Dino defende decisões monocráticas de ministros do STF: "Isso significa que a lei está sendo cumprida"
Magistrado afirmou que "grande número" de ordens e despachos individuais na Corte "é absolutamente normal"

Felipe Moraes
O ministro Flávio Dino, do Supremo Tribunal Federal (STF), saiu em defesa nesse domingo (4) de decisões monocráticas de magistrados da Corte e lamentou repetição de "crítica superficial contra o suposto excesso" de despachos e ordens judiciais individuais.
"É absolutamente normal que exista um grande número de decisões monocráticas no STF, pois isso significa que a LEI está sendo cumprida", escreveu Dino em postagem no feed da rede social Instagram, após citar uma série de definições legais que sustentam poderes individuais de ministros da Corte.
Publicação do ministro vem na esteira de projetos do Congresso Nacional que pretendem restringir poderes de magistrados do STF. Discussão voltou à tona em meio a embates entre Legislativo e Judiciário.
No fim de 2025, novo atrito ocorreu após liminar de Gilmar Mendes definir que apenas a Procuradoria-Geral da República (PGR) poderia pedir impeachment de ministros da Corte. Depois, ele suspendeu decisão e análise que plenário do STF faria do assunto. Também ficou para 2026 tramitação de projeto de Rodrigo Pacheco (PSD-MG), ex-presidente do Senado, que propõe revisão da Lei do Impeachment.
Na postagem defendendo decisões monocráticas, Dino reforçou que "garantir previsibilidade e segurança jurídica é um dever do Poder Judiciário". "Claro que previsibilidade não significa uma impossível certeza absoluta quanto aos nossos destinos individuais e coletivos", ponderou.
Por outro lado, ele também explicou que "um serviço jurisdicional que traga segurança jurídica está indissociavelmente ligado a um sólido sistema de PRECEDENTES, que conduza a soluções rápidas e congruentes diante de controvérsias similares".
"Somente existe tal sistema de precedentes com DECISÕES MONOCRÁTICAS. Afinal, se o Tribunal precisar julgar de forma colegiada — milhares de vezes — a mesma questão jurídica, qual o sentido de haver força vinculante no PRECEDENTE? Repetir uma crítica superficial contra o suposto excesso de decisões monocráticas no STF equivale a ignorar os comandos fixados em LEI", completou Dino.

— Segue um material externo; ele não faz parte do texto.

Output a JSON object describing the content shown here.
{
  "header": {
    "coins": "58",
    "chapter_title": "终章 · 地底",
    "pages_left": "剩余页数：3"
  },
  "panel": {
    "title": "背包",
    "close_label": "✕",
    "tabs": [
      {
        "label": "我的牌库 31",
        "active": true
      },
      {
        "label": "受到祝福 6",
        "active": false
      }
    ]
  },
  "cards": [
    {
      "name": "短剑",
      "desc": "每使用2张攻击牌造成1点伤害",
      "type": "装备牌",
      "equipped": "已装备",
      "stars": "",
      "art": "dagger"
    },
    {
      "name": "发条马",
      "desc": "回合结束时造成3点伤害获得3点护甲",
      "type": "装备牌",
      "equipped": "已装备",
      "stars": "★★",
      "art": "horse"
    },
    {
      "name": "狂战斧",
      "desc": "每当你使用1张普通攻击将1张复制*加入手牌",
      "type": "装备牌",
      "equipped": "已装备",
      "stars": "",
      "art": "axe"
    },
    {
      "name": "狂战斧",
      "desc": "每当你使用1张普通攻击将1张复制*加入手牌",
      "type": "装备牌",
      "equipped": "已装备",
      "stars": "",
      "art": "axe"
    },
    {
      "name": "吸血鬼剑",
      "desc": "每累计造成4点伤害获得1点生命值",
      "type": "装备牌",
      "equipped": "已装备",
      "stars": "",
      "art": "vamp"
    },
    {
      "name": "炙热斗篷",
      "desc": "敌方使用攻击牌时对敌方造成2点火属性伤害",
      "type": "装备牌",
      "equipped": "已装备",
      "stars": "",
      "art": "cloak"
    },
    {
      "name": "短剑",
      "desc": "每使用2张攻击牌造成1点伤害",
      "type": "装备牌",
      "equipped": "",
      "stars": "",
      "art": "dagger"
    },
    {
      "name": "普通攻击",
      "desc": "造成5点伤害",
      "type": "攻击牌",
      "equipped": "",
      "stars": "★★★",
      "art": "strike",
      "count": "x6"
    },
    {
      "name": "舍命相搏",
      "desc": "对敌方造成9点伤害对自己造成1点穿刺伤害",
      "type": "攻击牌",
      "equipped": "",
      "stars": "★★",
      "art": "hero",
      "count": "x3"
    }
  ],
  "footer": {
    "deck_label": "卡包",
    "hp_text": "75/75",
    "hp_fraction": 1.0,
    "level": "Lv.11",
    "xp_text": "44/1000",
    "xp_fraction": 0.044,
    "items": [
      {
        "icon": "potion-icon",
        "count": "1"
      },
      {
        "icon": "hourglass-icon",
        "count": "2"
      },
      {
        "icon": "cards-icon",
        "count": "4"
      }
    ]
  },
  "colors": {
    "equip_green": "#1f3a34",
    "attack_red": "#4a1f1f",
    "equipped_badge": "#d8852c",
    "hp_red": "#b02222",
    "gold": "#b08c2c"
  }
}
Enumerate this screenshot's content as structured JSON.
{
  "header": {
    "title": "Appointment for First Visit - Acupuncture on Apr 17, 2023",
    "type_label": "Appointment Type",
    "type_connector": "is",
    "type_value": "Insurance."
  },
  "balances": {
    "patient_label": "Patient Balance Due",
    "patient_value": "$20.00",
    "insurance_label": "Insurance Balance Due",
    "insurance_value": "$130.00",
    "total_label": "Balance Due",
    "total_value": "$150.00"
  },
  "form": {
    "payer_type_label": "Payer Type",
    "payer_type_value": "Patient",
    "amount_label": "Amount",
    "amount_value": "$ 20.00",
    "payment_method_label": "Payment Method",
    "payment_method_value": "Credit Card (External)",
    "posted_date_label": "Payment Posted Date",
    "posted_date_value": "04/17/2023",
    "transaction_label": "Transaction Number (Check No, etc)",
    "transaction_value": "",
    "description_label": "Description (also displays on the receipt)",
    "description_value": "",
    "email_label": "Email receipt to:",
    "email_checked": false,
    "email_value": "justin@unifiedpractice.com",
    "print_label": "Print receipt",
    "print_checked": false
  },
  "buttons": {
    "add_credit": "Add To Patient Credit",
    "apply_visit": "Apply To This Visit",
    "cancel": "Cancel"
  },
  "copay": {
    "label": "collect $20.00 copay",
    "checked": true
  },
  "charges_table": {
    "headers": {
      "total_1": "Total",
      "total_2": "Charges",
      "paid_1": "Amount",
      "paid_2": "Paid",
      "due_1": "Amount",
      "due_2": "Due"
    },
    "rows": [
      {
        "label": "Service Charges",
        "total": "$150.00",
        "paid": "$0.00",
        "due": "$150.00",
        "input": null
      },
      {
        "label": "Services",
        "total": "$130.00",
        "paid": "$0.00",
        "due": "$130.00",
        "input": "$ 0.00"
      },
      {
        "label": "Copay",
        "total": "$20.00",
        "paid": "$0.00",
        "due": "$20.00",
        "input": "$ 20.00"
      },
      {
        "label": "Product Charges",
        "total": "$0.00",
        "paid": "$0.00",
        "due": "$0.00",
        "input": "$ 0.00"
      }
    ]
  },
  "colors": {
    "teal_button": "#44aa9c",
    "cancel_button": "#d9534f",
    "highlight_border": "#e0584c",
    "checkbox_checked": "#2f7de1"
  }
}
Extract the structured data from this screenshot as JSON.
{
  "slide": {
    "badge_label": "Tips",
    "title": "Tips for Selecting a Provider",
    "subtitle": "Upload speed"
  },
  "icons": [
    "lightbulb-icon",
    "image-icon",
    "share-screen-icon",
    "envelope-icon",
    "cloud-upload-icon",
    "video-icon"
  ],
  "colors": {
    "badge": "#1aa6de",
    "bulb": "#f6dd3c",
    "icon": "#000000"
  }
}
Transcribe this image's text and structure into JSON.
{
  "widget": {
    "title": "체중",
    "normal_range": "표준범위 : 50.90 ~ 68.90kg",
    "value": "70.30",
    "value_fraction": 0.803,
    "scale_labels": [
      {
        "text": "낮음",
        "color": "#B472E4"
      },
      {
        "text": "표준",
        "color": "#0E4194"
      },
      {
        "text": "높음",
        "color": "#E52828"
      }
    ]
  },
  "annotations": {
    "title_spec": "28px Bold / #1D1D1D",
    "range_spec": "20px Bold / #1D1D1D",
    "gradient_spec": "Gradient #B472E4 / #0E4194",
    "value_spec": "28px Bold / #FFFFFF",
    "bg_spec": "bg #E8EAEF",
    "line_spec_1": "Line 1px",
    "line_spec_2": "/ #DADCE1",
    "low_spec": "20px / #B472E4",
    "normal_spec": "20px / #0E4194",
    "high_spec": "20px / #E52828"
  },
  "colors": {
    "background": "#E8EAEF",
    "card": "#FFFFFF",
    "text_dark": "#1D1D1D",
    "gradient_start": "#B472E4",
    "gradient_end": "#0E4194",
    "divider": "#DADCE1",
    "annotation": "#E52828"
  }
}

O ministro, vale lembrar, é relator de ações relacionadas a emendas parlamentares, outro ponto de desentendimentos entre STF e Congresso.
"Parece-me que debater com esses parâmetros é mais produtivo do que pretender, em desacordo com a lei e com o bom senso, que fossem colegiadas as 118.000 decisões proferidas pelo STF no ano de 2025", finalizou Dino.